Мустафетов знал, что теперь Молотова будет немедленно же арестована. Он согласился всецело выдать себя, чтобы только впутать ее и отнять ее у Лагорина.
Увы! Он не знал, что Анатолий Сергеевич уже выехал в деревню с родителями и что если бы случай привел его встретить внезапно на улице виновницу своего несчастия, то он перешел бы на другую сторону, чуждаясь ее как зачумленной. Следовательно, Мустафетов впутал Молотову в дело совершенно бессмысленно с точки зрения своих интересов.

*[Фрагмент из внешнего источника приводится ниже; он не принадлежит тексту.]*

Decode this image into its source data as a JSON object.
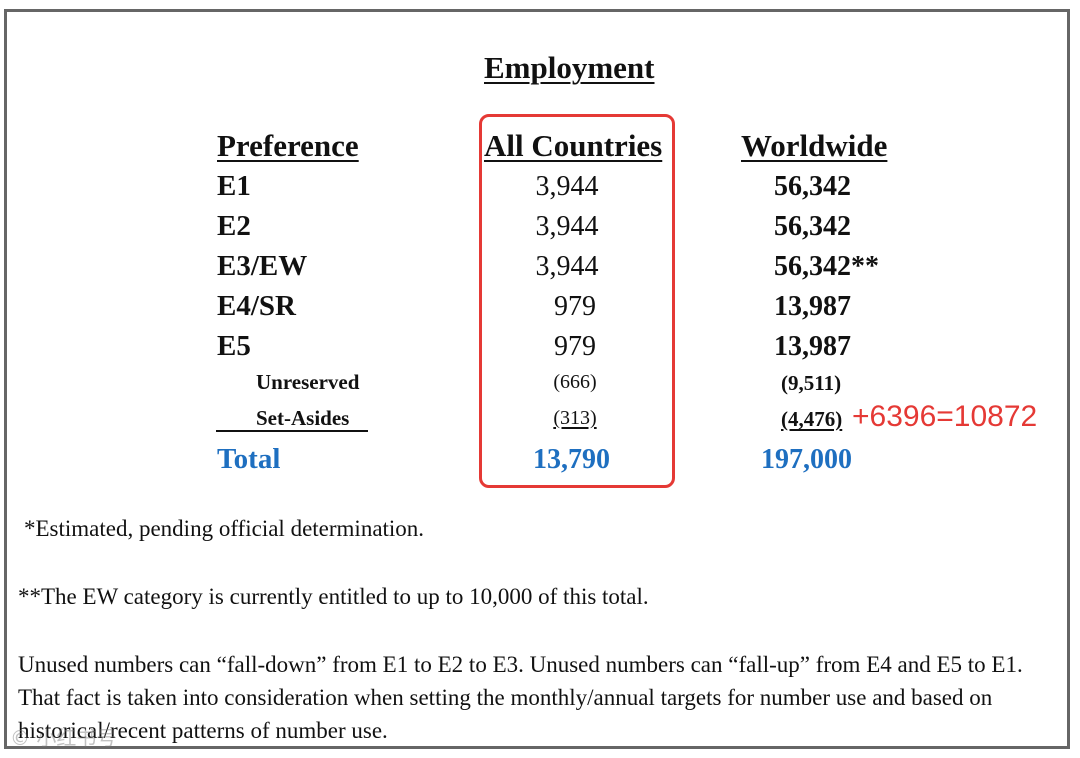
{
  "document": {
    "title": "Employment",
    "headers": {
      "preference": "Preference",
      "all_countries": "All Countries",
      "worldwide": "Worldwide"
    },
    "rows": [
      {
        "label": "E1",
        "all": "3,944",
        "worldwide": "56,342"
      },
      {
        "label": "E2",
        "all": "3,944",
        "worldwide": "56,342"
      },
      {
        "label": "E3/EW",
        "all": "3,944",
        "worldwide": "56,342**"
      },
      {
        "label": "E4/SR",
        "all": "979",
        "worldwide": "13,987"
      },
      {
        "label": "E5",
        "all": "979",
        "worldwide": "13,987"
      }
    ],
    "subrows": [
      {
        "label": "Unreserved",
        "all": "(666)",
        "worldwide": "(9,511)"
      },
      {
        "label": "Set-Asides",
        "all": "(313)",
        "worldwide": "(4,476)"
      }
    ],
    "total": {
      "label": "Total",
      "all": "13,790",
      "worldwide": "197,000"
    },
    "notes": {
      "estimated": "*Estimated, pending official determination.",
      "ew": "**The EW category is currently entitled to up to 10,000 of this total.",
      "paragraph": "Unused numbers can “fall-down” from E1 to E2 to E3.  Unused numbers can “fall-up” from E4 and E5 to E1.  That fact is taken into consideration when setting the monthly/annual targets for number use and based on historical/recent patterns of number use."
    }
  },
  "annotation": {
    "handwritten_sum": "+6396=10872",
    "color": "#e53935"
  },
  "watermark": "©  小红书号",
  "colors": {
    "total_blue": "#1e6fc0",
    "highlight_red": "#e53935"
  }
}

У Ольги Молотовой был произведен строжайший обыск, приведший к тому, что у нее действительно нашли тридцать тысяч рублей, зашитых в подушке. Ее заключили под стражу и привлекли к суду в качестве обвиняемой за сокрытие следов преступления.
Затем делу дан был ускоренный ход. Газеты заранее оповестили о дне гласного разбирательства, и заинтересованная публика ожидала с нетерпением окончания этого сенсационного процесса. Разумеется, все отобранное у шайки преступников было возвращено потерпевшей купчихе Евфросинии Псоевне Киприяновой, а недостающая сумма была возмещена ей банком ‘Валюта’.

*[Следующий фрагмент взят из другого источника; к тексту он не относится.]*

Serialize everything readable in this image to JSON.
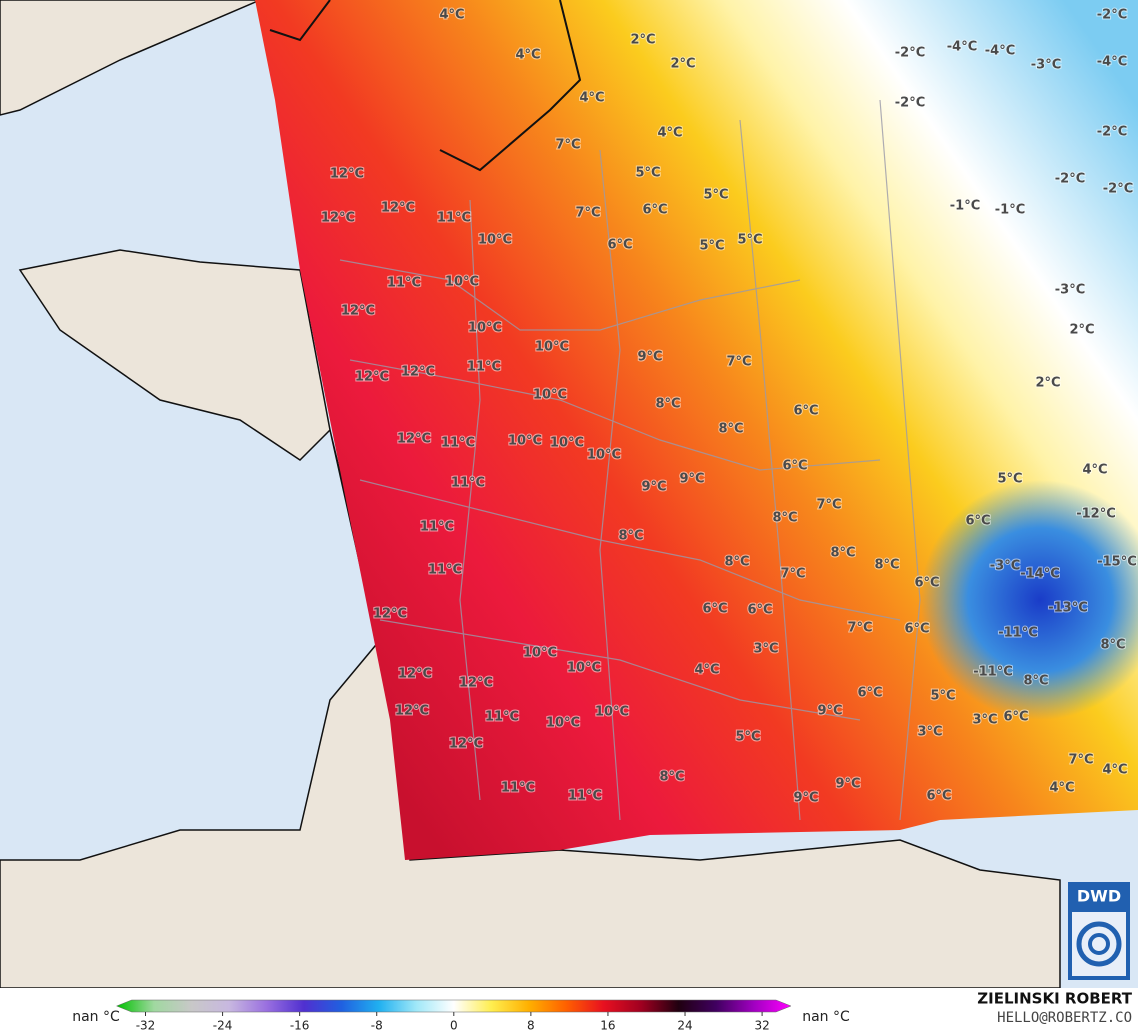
{
  "map": {
    "temperature_labels": [
      "4°C",
      "2°C",
      "-2°C",
      "4°C",
      "2°C",
      "-2°C",
      "-4°C",
      "-4°C",
      "-3°C",
      "-4°C",
      "4°C",
      "-2°C",
      "-2°C",
      "4°C",
      "7°C",
      "12°C",
      "5°C",
      "-2°C",
      "-2°C",
      "12°C",
      "11°C",
      "7°C",
      "6°C",
      "5°C",
      "-1°C",
      "-1°C",
      "12°C",
      "10°C",
      "6°C",
      "5°C",
      "5°C",
      "11°C",
      "10°C",
      "-3°C",
      "12°C",
      "10°C",
      "2°C",
      "10°C",
      "9°C",
      "7°C",
      "12°C",
      "12°C",
      "11°C",
      "2°C",
      "10°C",
      "8°C",
      "6°C",
      "12°C",
      "11°C",
      "10°C",
      "10°C",
      "10°C",
      "8°C",
      "6°C",
      "4°C",
      "11°C",
      "9°C",
      "9°C",
      "5°C",
      "7°C",
      "8°C",
      "-12°C",
      "6°C",
      "11°C",
      "8°C",
      "8°C",
      "8°C",
      "8°C",
      "-15°C",
      "11°C",
      "7°C",
      "-3°C",
      "-14°C",
      "6°C",
      "12°C",
      "6°C",
      "6°C",
      "-13°C",
      "8°C",
      "7°C",
      "6°C",
      "-11°C",
      "10°C",
      "10°C",
      "3°C",
      "4°C",
      "-11°C",
      "12°C",
      "12°C",
      "8°C",
      "6°C",
      "5°C",
      "12°C",
      "11°C",
      "10°C",
      "10°C",
      "9°C",
      "3°C",
      "6°C",
      "12°C",
      "5°C",
      "3°C",
      "7°C",
      "4°C",
      "8°C",
      "4°C",
      "11°C",
      "9°C",
      "11°C",
      "9°C",
      "6°C"
    ],
    "colorbar": {
      "left_label": "nan °C",
      "right_label": "nan °C",
      "lim": [
        -35,
        35
      ],
      "ticks": [
        -32,
        -24,
        -16,
        -8,
        0,
        8,
        16,
        24,
        32
      ],
      "colors": [
        "#00c000",
        "#a0d8a0",
        "#c8c8c8",
        "#c8b8e0",
        "#9a70e0",
        "#5030d0",
        "#2060e0",
        "#20b0f0",
        "#a0e8f8",
        "#ffffff",
        "#ffee50",
        "#ffb000",
        "#ff6000",
        "#e81020",
        "#a00020",
        "#200010",
        "#400060",
        "#a000c0",
        "#ff00ff"
      ]
    },
    "credit": {
      "name": "ZIELINSKI ROBERT",
      "contact": "HELLO@ROBERTZ.CO"
    },
    "logo": "DWD"
  }
}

По заслугам было воздано всем в этой уголовной истории, наделавшей много шума ввиду беспримерной наглости главных ее участников.

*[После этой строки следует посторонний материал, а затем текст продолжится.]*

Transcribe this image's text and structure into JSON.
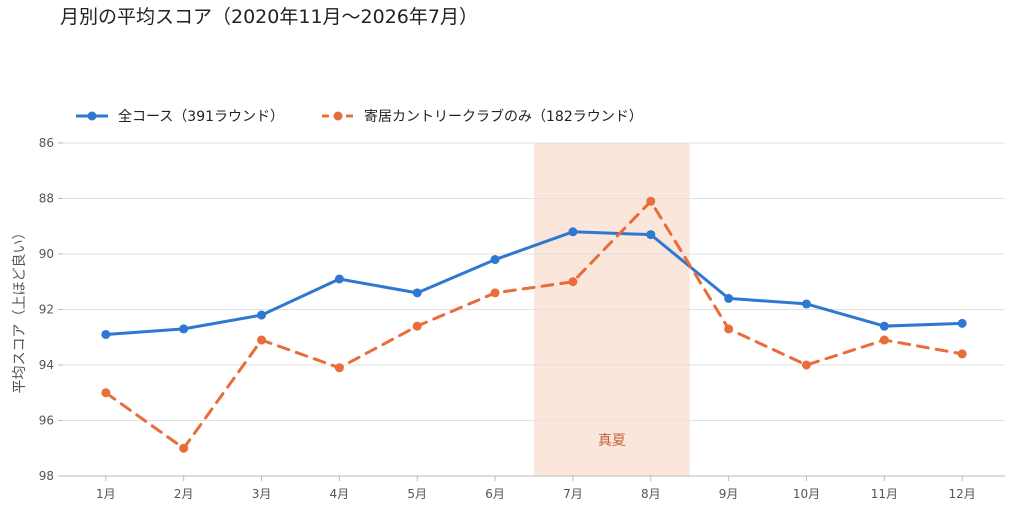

Суд постановил: Мустафетова, Рогова и Смирнина, по лишении всех прав состояния, сослать в отдаленнейшие места Восточной Сибири на поселение. Что касается Ольги Николаевны Молотовой, то, принимая во внимание ее раскаяние на суде, выразившееся в целых потоках слез, ее клятвенные уверения, что Мустафетов ничего решительно не говорил ей о своих делах и что, напротив, он выдавал себя за очень богатого человека, присяжные заседатели признали ее невиновной. Привлечением ее к уголовной ответственности и содержанием около двух месяцев в доме предварительного заключения ей было дано достаточное наказание за более нежели легкомысленное отношение к жизни и за постоянное требование одних наслаждений.
Но что же сталось еще с одною, пожалуй даже наиболее мрачной, личностью этого ужасного и тем не менее правдивого повествования? Где Онуфриев? Почему не фигурировал и он на суде, когда зло, совершенное им, так и взывало к отмщению.
Над ним само Провидение произнесло свой суд. Без души, сожалеющей о нем, без единого слова утешения, без близких друзей или родных он долго и мучительно умирал в тюремной больнице. Порою его охватывало страшное безумие: он всюду искал пропавшие у него деньги и, не находя их, воображал, что ему мешают в этом кандалы, хотя их на нем не было, но он слышал железный лязг их, и это приводило его в отчаяние, он рвался и метался до того, что его скручивали в смирительную рубаху. Потом он постепенно затихал, но его глаза продолжали выражать ужас, и ничем не мог он согреться от лихорадки, бившей его, точно окаченного холодною водою. Так он томился еще долго, пока смерть не призвала его к другому, более страшному, нежели земному, суду.
Что касается Анатолия Лагорина, то в сердце этого молодого человека вряд ли скоро заживет рана, нанесенная ему злыми людьми. Тяжело сознание того, сколько горя принесло добрым старикам родителям его легкомысленное увлечение недостойной женщиной! Дорогою ценою досталось ему исцеление от подобных соблазнов! Но зато он понял, что только чистые радости в жизни могут быть истинны, что только чистая любовь — благо и лишь в честном труде черпается настоящая духовная сила.